Using remote sensing data, like satellite or drone imagery, we can infer powerful insights about the energy sector.
Researchers at Duke’s Energy Data Analytics Lab have been pioneering the use of automated object identification and machine learning techniques to assess and map distributed generation, energy consumption, energy access, and other factors based on high-quality aerial imagery.
Researchers began by addressing a critical information gap regarding rooftop solar photovoltaic (PV) capacity and power generation: government statistical collections have focused on central station power, so information about distributed energy production at residential and commercial buildings is scarce.
Project members first compiled, curated, and published a ground-truth data set, then trained image recognition algorithms to estimate the size and location of solar panels. Their methods can be used to improve solar PV estimates and aid government agencies and power grid independent system operators (ISOs) in evaluating the state of distributed PV deployment and use that information for planning purposes to increase system reliability and resilience.

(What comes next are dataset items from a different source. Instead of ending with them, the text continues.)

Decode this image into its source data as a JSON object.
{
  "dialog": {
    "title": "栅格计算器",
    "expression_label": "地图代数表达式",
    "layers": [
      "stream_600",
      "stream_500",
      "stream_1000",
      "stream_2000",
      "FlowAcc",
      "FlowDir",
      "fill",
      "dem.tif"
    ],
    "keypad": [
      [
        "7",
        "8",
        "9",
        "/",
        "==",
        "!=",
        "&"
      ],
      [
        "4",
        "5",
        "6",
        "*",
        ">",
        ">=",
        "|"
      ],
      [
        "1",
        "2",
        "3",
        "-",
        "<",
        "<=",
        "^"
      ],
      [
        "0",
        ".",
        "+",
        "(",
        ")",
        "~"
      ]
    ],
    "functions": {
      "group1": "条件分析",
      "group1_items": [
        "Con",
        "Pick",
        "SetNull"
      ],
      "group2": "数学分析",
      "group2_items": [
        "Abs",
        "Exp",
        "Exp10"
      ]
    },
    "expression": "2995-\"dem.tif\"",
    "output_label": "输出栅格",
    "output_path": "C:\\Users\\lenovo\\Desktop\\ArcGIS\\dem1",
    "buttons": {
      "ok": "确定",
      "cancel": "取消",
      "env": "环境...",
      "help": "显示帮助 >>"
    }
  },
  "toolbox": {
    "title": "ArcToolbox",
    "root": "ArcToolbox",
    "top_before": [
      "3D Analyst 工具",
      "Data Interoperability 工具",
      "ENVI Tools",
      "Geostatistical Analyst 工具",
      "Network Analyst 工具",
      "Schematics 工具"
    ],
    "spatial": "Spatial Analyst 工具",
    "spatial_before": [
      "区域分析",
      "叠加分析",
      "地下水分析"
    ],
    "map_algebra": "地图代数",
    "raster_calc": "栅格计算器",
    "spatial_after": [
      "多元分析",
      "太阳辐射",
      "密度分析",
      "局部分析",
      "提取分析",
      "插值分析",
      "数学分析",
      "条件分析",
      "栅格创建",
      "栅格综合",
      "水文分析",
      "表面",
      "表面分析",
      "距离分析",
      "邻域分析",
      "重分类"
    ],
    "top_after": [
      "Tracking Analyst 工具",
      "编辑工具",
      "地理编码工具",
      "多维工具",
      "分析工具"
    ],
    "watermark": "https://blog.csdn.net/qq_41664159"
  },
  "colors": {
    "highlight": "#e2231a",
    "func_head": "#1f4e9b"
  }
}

Team members are now conducting related research applying automated object identification and machine learning techniques to assess and map energy access, building-level energy consumption, and infrastructure (e.g., network topologies of electric power lines).
One of the project’s long-term objectives is to create a map of global energy infrastructure that can be automatically updated, and work is well underway on this front. The team’s work could inform other researchers’ efforts to tackle a range of topics beyond energy, identifying and measuring nearly any physical object that’s visible from overhead imagery. For example, these approaches could be used for monitoring, assessing, managing, and predicting urban development or changes in agricultural production.